When GRUPO LENER provides services to other entities or handles information from such entities, they shall be made aware of this Security Policy.

GRUPO LENER shall define and approve the channels for coordinating information and the procedures for action in response to security incidents, as well as the other actions carried out by the organisation in relation to information security in connection with other entities.

When GRUPO LENER uses third-party services or discloses information to third parties, they shall be informed of this Security Policy and of the existing security regulations applicable to such services or information. Such third party shall be subject to the obligations established in those regulations and may develop its own operational procedures to fulfil them. Specific procedures for communication and incident resolution shall be established.

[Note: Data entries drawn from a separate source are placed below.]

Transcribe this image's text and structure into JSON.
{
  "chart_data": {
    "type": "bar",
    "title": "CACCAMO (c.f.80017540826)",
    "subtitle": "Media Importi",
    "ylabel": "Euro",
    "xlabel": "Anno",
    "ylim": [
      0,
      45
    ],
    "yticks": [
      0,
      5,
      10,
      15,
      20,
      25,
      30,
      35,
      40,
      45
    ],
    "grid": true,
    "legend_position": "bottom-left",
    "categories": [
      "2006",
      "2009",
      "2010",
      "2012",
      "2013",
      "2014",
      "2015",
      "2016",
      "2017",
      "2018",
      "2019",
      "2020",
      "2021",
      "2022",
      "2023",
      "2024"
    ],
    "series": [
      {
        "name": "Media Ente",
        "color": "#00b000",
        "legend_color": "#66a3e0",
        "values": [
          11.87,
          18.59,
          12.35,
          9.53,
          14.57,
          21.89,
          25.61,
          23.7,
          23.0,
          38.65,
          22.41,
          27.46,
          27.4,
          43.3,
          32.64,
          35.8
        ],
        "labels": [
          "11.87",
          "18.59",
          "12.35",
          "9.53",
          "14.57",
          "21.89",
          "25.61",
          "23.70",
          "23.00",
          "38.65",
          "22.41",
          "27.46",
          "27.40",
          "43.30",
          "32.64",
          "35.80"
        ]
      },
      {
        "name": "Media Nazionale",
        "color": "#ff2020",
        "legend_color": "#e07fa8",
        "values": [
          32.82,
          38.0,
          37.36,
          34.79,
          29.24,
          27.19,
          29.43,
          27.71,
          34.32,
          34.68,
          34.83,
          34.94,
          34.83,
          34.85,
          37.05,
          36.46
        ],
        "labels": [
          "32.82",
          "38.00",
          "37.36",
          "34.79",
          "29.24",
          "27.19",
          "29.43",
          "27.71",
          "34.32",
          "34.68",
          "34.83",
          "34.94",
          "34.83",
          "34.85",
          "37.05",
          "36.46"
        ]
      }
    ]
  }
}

It shall be ensured that third-party personnel are adequately aware of information security, to at least the same level as that established in this Security Policy.

When some aspect of this Security Policy cannot be met by a third party as required in the foregoing paragraphs, a report shall be requested from the ISMS Manager specifying the risks entailed and how they are to be dealt with.

11. Changes and version control

Edition Date Prepared by Approved by Changes compared to previous edition
1.0 27/09/2022 Jorge Domingos Security Committee Initial edition
2.0 10/04/2025 Jorge Domingos Security Committee Minor formatting changes. Labelling. Minor corrections. Replacement of LENER ASESORAMIENTO EMPRESARIAL with GRUPO LENER.
3.0 17/11/2025 Jorge Domingos Security Committee Security Policy updated to ensure compliance with ENS requirements and the definition of responsibilities derived therefrom.